The lower house of parliament approved reforms to the “only yes means yes” law late on Tuesday after three months of uproar over the fact that it had resulted in some convicted sex offenders having their prison sentences cut.

But the vote was slammed as “a setback for women’s rights” by Irene Montero of Unidas Podemos, the coalition government’s leftwing partner and driving force behind the original law, who castigated the Socialists for “joining hands” with the centre-right People’s party.

The law had won international praise for seeking to stop sexual assault victims from being pressed in the courts over questions of consent by saying that consent must be clearly communicated and cannot be assumed.

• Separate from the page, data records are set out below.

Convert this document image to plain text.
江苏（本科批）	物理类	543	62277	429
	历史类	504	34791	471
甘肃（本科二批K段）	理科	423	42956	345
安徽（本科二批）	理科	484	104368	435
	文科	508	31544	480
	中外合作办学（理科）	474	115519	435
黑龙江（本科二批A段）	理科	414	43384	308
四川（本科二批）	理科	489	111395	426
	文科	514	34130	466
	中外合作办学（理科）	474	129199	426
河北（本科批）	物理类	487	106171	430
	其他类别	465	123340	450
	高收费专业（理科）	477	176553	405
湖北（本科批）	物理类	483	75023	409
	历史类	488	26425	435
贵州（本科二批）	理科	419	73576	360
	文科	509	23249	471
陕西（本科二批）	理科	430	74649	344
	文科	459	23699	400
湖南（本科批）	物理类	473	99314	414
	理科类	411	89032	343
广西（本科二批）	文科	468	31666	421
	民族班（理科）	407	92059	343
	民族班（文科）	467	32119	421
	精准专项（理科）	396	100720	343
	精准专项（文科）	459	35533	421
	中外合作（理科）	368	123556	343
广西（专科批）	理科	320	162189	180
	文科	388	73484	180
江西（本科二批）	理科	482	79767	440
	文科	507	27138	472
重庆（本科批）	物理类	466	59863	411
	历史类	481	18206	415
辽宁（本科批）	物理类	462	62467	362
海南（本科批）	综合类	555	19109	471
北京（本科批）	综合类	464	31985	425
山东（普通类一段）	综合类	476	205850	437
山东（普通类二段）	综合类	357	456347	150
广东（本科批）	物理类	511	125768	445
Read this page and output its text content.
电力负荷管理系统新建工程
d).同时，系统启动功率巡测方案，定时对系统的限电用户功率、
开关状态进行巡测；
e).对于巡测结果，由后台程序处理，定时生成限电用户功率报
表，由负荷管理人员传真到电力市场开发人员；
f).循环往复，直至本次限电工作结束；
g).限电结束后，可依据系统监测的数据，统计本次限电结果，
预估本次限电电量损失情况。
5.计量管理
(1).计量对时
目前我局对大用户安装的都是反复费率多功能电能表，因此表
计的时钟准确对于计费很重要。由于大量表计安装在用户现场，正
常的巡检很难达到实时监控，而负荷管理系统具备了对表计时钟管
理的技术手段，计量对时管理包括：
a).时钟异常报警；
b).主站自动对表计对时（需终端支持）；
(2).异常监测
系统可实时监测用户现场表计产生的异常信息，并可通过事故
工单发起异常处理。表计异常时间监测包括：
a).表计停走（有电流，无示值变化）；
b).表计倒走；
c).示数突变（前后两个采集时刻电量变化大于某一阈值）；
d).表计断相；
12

But by eliminating a previous distinction between sexual abuse and the more serious crime of sexual assault, which involves violence, it opened the door for some judges to rule that certain existing sentences should be reduced. Sánchez had lamented the “unintended effects” and said the law needed to be fixed.

The repairs to the law, which raised the penalties for offences involving “violence or intimidation” back to their previous levels, passed by 231 votes to 56 in the Congress of Deputies, with Podemos opposing the changes.

Earlier in the day, Andrea Fernández, a Socialist official, told Podemos politicians in parliament: “We’re tired of your ranting. Stop the hyperbole.”

Antonio Barroso, deputy director of research at Teneo, a consultancy, said: “The disagreement over the law represents the most serious rift between [the Socialists] and Unidas Podemos since the formation of the government in 2020, but neither party has publicly suggested the coalition might break up.”

The spectre of Socialist and PP politicians voting on the same side was remarkable for a deeply polarised country that will have national, regional and municipal elections later this year.

But there was no pause in the ruthless criticism between the two parties, with Cuca Gamarra, PP secretary-general, blaming the law that had “generated so much pain” on the “arrogance” of the government.

Montero, Spain’s equality minister, accused the parties that backed the changes of undoing the law’s success in making consent a central question.

Podemos has consistently denied that there is a problem with the law and instead insisted that “rightwing” judges were to blame for choosing to reduce the sentences of sex offenders.

The amended law will apply to new crimes but will not alter sentences that have already been reduced for convicted offenders.